En los gastos de operación se advierte que los gastos en energía se mantienen casi constantes entre 2020 (fecha de su supuesta entrada en servicio) y 2039, periodo en el que apenas se incrementa un 10,25%. Muy optimista parece esta estimación, si tenemos en cuanta que por esas fechas el mundo habrá sobrepasado ampliamente el cenit de producción de petróleo y gas, que estarán en notorio declive.
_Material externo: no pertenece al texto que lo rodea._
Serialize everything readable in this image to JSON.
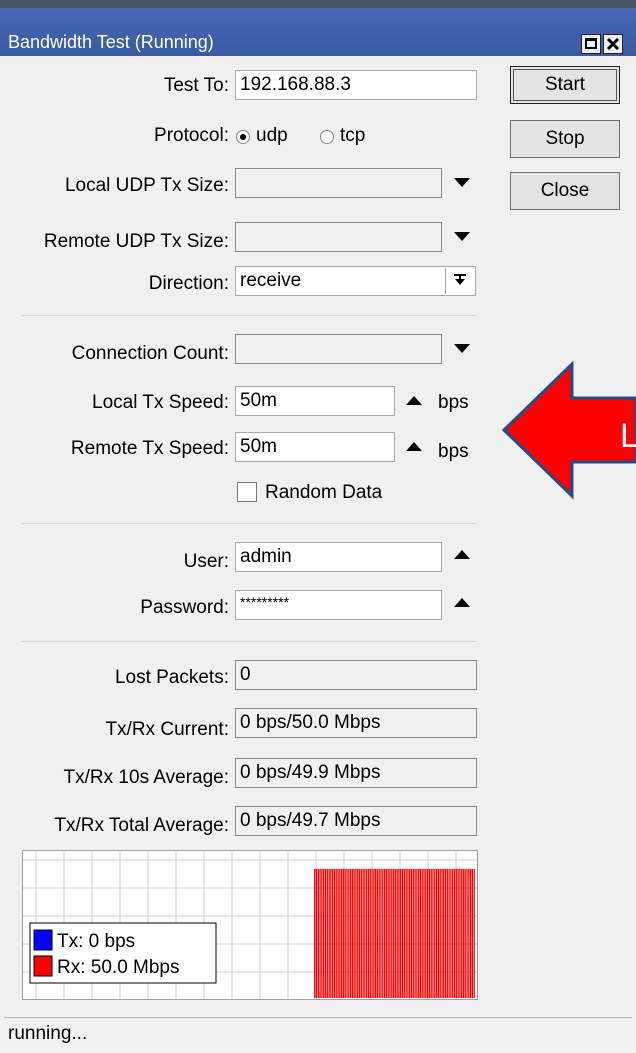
{
  "window": {
    "title": "Bandwidth Test (Running)"
  },
  "buttons": {
    "start": "Start",
    "stop": "Stop",
    "close": "Close"
  },
  "form": {
    "test_to": {
      "label": "Test To:",
      "value": "192.168.88.3"
    },
    "protocol": {
      "label": "Protocol:",
      "options": [
        "udp",
        "tcp"
      ],
      "selected": "udp"
    },
    "local_udp_tx_size": {
      "label": "Local UDP Tx Size:",
      "value": ""
    },
    "remote_udp_tx_size": {
      "label": "Remote UDP Tx Size:",
      "value": ""
    },
    "direction": {
      "label": "Direction:",
      "value": "receive"
    },
    "connection_count": {
      "label": "Connection Count:",
      "value": ""
    },
    "local_tx_speed": {
      "label": "Local Tx Speed:",
      "value": "50m",
      "unit": "bps"
    },
    "remote_tx_speed": {
      "label": "Remote Tx Speed:",
      "value": "50m",
      "unit": "bps"
    },
    "random_data": {
      "label": "Random Data",
      "checked": false
    },
    "user": {
      "label": "User:",
      "value": "admin"
    },
    "password": {
      "label": "Password:",
      "value": "*********"
    }
  },
  "stats": {
    "lost_packets": {
      "label": "Lost Packets:",
      "value": "0"
    },
    "txrx_current": {
      "label": "Tx/Rx Current:",
      "value": "0 bps/50.0 Mbps"
    },
    "txrx_10s_avg": {
      "label": "Tx/Rx 10s Average:",
      "value": "0 bps/49.9 Mbps"
    },
    "txrx_total_avg": {
      "label": "Tx/Rx Total Average:",
      "value": "0 bps/49.7 Mbps"
    }
  },
  "chart_data": {
    "type": "bar",
    "series": [
      {
        "name": "Tx",
        "color": "#0000ff",
        "legend": "Tx:  0 bps",
        "values": []
      },
      {
        "name": "Rx",
        "color": "#ff0000",
        "legend": "Rx:  50.0 Mbps",
        "values": [
          50,
          50,
          50,
          50,
          50,
          50,
          50,
          50,
          50,
          50,
          50,
          50,
          50,
          50,
          50,
          50,
          50,
          50,
          50,
          50,
          50,
          50,
          50,
          50,
          50,
          50,
          50,
          50,
          50,
          50,
          50,
          50,
          50,
          50,
          50,
          50,
          50,
          50,
          50,
          50,
          50,
          50,
          50,
          50,
          50,
          50,
          50,
          50,
          50,
          50,
          50,
          50,
          50,
          50,
          50,
          50,
          50,
          50,
          50,
          50,
          50,
          50,
          50,
          50,
          50,
          50,
          50,
          50,
          50,
          50,
          50,
          50,
          50,
          50,
          50,
          50,
          50,
          50,
          50,
          50,
          50,
          50,
          50,
          50,
          50,
          50,
          50,
          50,
          50,
          50
        ]
      }
    ],
    "idle_fraction": 0.62,
    "grid": true
  },
  "annotation": {
    "arrow_color": "#ff0000",
    "text": "L"
  },
  "status": {
    "text": "running..."
  }
}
Es de destacar que la energía que consume un medio de transporte es mayor cuanta mayor sea su velocidad, por lo que cuanto más cara y escasa sea la energía, mayor será la ventaja comparativa para los medios más lentos, en este caso la guagua frente al tren de alta velocidad.

En el estudio de rentabilidad financiera se contemplan tres escenarios:

• Escenario 1. Rentabilidad del proyecto incluyendo la inversión en la infraestructura ferroviaria.

• Escenario 2. Rentabilidad del proyecto, excluyendo la inversión en la infraestructura, pero incluyendo su mantenimiento.

• Escenario 3. Rentabilidad del proyecto excluyendo la inversión en la infraestructura y su mantenimiento, incluyendo sólo la inversión de cocheras-talleres y material móvil, así como el mantenimiento de dicho material móvil.

De estos 3 escenarios, el único en el que el Valor Actual Neto VAN de la inversión y la Tasa Interna de rendimiento TIR son positivos, y por tanto rentable la inversión, es el escenario nº 3. Es decir que la inversión es rentable a condición de que el coste de las obras no se tenga que amortizar ni contabilizarse el de su mantenimiento, sino sólo el material móvil y los gastos de explotación. Si tenemos además en cuenta lo ya dicho en el punto anterior sobre el coste de la energía, es previsible que esta infraestructura no se amortice nunca, su mantenimiento sea imposible para el cabildo o para quien la gastione, y que únicamente pueda funcionar a costa de cuantiosas subvenciones.

En ningún lugar de la memoria de ni los anejos se indica cuánto va a costar el billete, ni si va a costar lo mismo o más que el de la guagua. Este dato es fundamental para poder estimar la preferencia relativa de los usuarios por uno u otro medio de transporte. Si los billetes de guagua y tren cuestan lo mismo significará que en el futuro la explotación de esta infraestructura ferroviaria acabará arrastrando a la ruina al transporte público de guaguas. Si el billete del tren es más caro para repercutir su mayor coste, acabará quedándose sin usuarios y agravándose su falta de rentabilidad.